I live near the main road here, running down to Coogee Beach. Sun-lovers slouch down it all weekend: Australian families, British backpackers, Swedish grannies, American students. Last week they came as usual, in their shorts and their sleeveless tops, their hats and their flip-flops and their suncream. But there was something wrong on Sunday: few carried towels.
They were on their way to the local Oval for a memorial service for 12 October. Our rugby team, the Dolphins, lost six members in Bali, and members of other teams from nearby suburbs were also among the murdered. This was Australia’s day of mourning, and people came in their thousands.
The first words of the ceremony were those of John Lennon. We were asked to imagine all the pee-pull with no countries or religions to die for. It is a profoundly Western desire, this vision of total, secular globalisation. It is also a vision that has been largely achieved in Australia, as this ceremony indicated.
The poet Les Murray has suggested that Australians long ago achieved a ‘vernacular republic’ but forgot to tell the political class and the rest of the establishment, which continued to believe in a set of state and religious beliefs no longer relevant to most of us. To put it more crudely: ‘Neighbours’ is Australia. This might help to explain why the ceremony at Coogee Oval contained almost no manifestations of nationalism or religion. In this it reflected the public response of most Australians to the Bali massacre, so different from – so much more suburban than – America’s response to 11 September.
I have not heard our Prime Minister, John Howard, say anything about God in the past week. It was left to George Bush to bring God into it, in a sympathy broadcast to Australia. John Howard, an inarticulate man and a highly successful leader, has said two things that have struck a chord, and neither was in a set speech. They were contained in reports of comments in private conversation with victims’ families. He told one that he had ’19 million mates’. And he said that we would ‘get the bastards’ who did this. Both lines made the front pages.

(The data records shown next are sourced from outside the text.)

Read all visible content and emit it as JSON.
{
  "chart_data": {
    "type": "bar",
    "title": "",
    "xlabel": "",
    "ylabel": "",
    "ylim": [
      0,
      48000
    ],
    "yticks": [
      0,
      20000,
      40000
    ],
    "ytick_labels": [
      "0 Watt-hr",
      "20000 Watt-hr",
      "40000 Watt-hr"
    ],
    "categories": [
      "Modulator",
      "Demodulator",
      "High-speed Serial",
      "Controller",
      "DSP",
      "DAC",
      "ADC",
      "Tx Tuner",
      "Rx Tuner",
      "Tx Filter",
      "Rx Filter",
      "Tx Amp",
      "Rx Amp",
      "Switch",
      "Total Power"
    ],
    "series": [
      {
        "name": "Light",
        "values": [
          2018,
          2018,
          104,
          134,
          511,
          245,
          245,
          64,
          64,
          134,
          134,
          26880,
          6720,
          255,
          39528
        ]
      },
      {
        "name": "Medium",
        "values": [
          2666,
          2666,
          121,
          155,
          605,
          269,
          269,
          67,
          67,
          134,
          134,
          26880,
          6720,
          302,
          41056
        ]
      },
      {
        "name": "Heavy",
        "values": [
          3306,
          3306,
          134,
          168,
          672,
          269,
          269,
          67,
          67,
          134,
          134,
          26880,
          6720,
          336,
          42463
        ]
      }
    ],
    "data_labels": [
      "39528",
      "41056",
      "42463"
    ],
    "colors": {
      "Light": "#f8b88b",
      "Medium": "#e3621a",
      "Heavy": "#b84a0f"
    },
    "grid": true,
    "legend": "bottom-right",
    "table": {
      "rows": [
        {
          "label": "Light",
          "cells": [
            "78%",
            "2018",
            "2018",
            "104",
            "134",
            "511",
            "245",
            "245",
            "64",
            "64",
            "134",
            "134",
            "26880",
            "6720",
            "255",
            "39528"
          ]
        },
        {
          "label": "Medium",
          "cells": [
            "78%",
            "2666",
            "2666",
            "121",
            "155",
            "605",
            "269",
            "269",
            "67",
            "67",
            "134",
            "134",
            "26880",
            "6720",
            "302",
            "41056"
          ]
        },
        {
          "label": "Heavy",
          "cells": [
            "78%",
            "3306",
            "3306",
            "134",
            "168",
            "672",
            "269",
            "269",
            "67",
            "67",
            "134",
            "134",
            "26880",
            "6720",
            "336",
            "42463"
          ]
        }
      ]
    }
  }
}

The symbols at Coogee Oval were not the flag and the crucifix but flowers. The simple black stage, set in the middle of the well-watered grass, had large native flower arrangements at each side. There was not one official flag, and I counted just two Australian flags among the crowd. The national anthem was not sung, and the talk was of community and family, not of Australia.
John Lennon would have approved of the ceremony, which was run by the local mayor. A priest in mufti apart from his dog-collar read messages from religious groups, and said one prayer, with which I’m unfamiliar. It concluded with the suggestion that we ‘open our hearts to hope so that we can know serenity and peace. Amen’. It was an almost embarrassingly inadequate response, especially from a Church traditionally so rich in consolation. In contrast, the New South Wales premier Bob Carr, who was born and lives in the area, was, like his audience, pragmatic and non-patronising. He said, ‘We know we will come to live with their absence. But not yet.’

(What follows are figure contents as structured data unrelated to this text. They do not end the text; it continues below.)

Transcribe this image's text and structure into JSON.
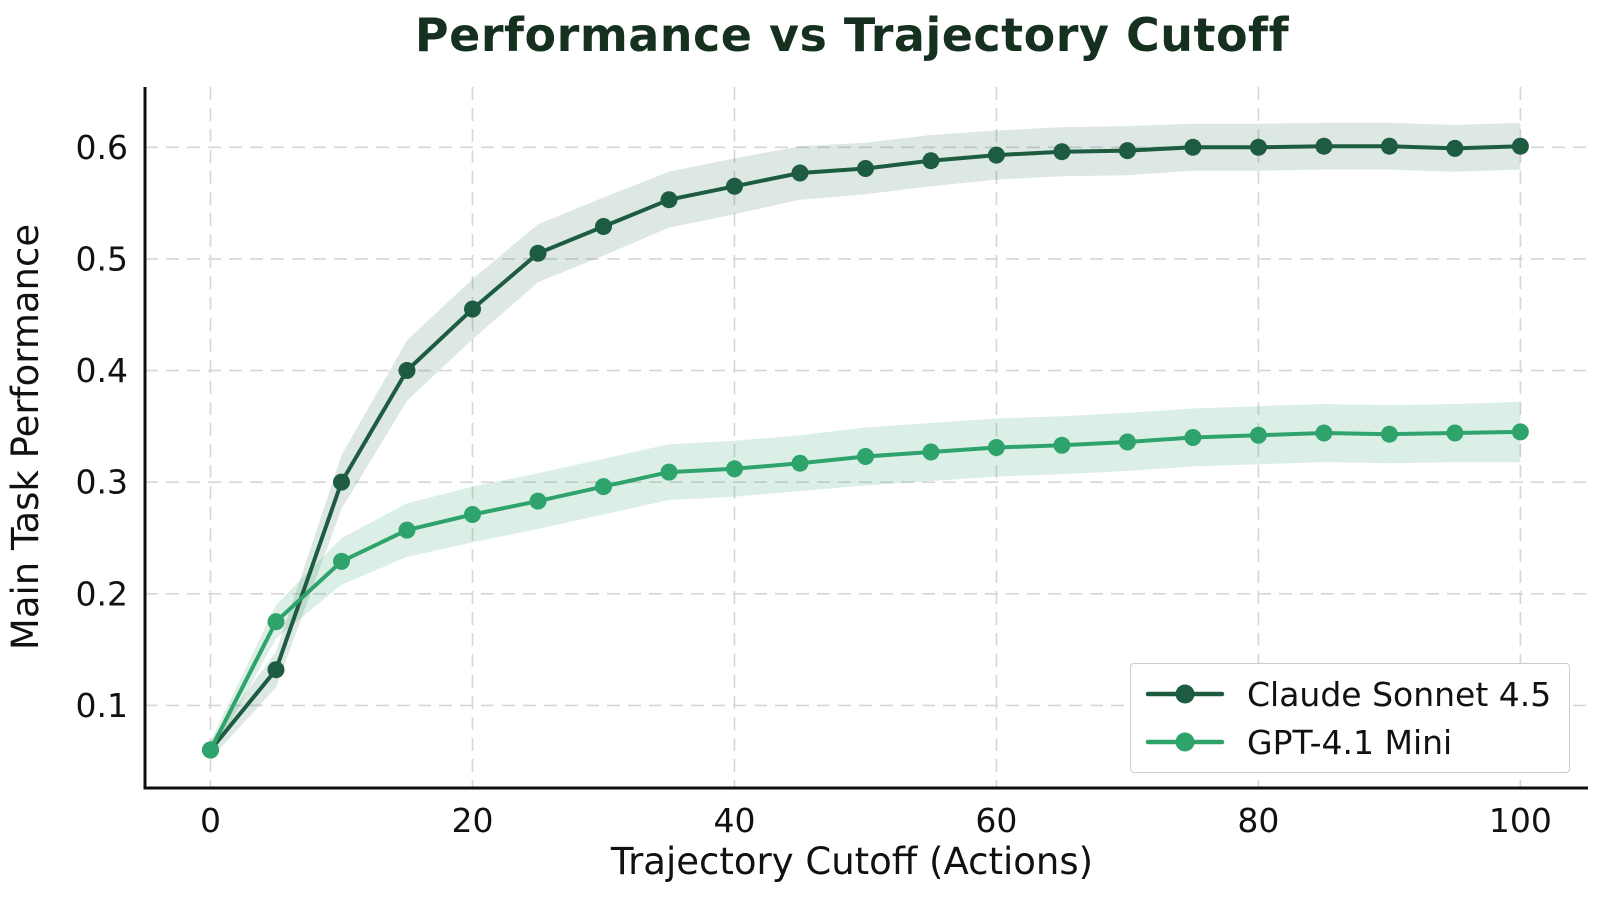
{
  "chart_data": {
    "type": "line",
    "title": "Performance vs Trajectory Cutoff",
    "xlabel": "Trajectory Cutoff (Actions)",
    "ylabel": "Main Task Performance",
    "x": [
      0,
      5,
      10,
      15,
      20,
      25,
      30,
      35,
      40,
      45,
      50,
      55,
      60,
      65,
      70,
      75,
      80,
      85,
      90,
      95,
      100
    ],
    "x_ticks": [
      0,
      20,
      40,
      60,
      80,
      100
    ],
    "y_ticks": [
      0.1,
      0.2,
      0.3,
      0.4,
      0.5,
      0.6
    ],
    "xlim": [
      -5,
      105.16
    ],
    "ylim": [
      0.026,
      0.654
    ],
    "grid": "dashed",
    "legend_position": "lower right",
    "series": [
      {
        "name": "Claude Sonnet 4.5",
        "color": "#1d5c40",
        "band_color": "rgba(29,92,64,0.15)",
        "values": [
          0.06,
          0.132,
          0.3,
          0.4,
          0.455,
          0.505,
          0.529,
          0.553,
          0.565,
          0.577,
          0.581,
          0.588,
          0.593,
          0.596,
          0.597,
          0.6,
          0.6,
          0.601,
          0.601,
          0.599,
          0.601
        ],
        "band": [
          0.008,
          0.016,
          0.024,
          0.027,
          0.027,
          0.026,
          0.026,
          0.025,
          0.025,
          0.024,
          0.023,
          0.023,
          0.022,
          0.022,
          0.022,
          0.021,
          0.021,
          0.021,
          0.021,
          0.021,
          0.021
        ]
      },
      {
        "name": "GPT-4.1 Mini",
        "color": "#2ea36c",
        "band_color": "rgba(46,163,108,0.17)",
        "values": [
          0.06,
          0.175,
          0.229,
          0.257,
          0.271,
          0.283,
          0.296,
          0.309,
          0.312,
          0.317,
          0.323,
          0.327,
          0.331,
          0.333,
          0.336,
          0.34,
          0.342,
          0.344,
          0.343,
          0.344,
          0.345
        ],
        "band": [
          0.008,
          0.015,
          0.021,
          0.024,
          0.025,
          0.025,
          0.025,
          0.025,
          0.025,
          0.025,
          0.026,
          0.026,
          0.026,
          0.026,
          0.026,
          0.026,
          0.026,
          0.026,
          0.026,
          0.026,
          0.027
        ]
      }
    ],
    "colors": {
      "title": "#163020",
      "axis_text": "#111111",
      "grid": "#d6d6d6",
      "spine": "#0f0f0f",
      "legend_border": "#cccccc"
    }
  }
}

Six children, junior members of the Dolphins, said a few words. The last one, a girl, broke down as she returned to her place. Carr reached over and put a hand on her shoulder, briefly. Men and women stood up, spoke and broke down; six empty football jerseys were draped over a wall. The fact that sport was tied to these deaths so closely gave them a significance, an Australianness, they would otherwise have lacked.
There were pop songs, both recorded and sung by the choir of a local school. At first I rebelled against this, at the banal lyrics and the trite tunes. I yearned for hymns and anthems, for something with more dignity and familiarity. But this is foolish: for most of those in the crowd, the words of ‘Walk On By’ or Sting’s ‘Fields of Glory’ are far more familiar, far more consoling, than anything the state or Church has to offer.
It was, I think, a very Australian experience. There was little anger, much sympathy, almost no reaching out to higher things for consolation. The human spirit here is, I think, a little constrained, but it is also resilient and generous and self-reliant. This is a country whose nationalism is suburban and whose religion is sport. You might say that suburbs are not nations, and sport is not a religion. But then, you wouldn’t be Australian.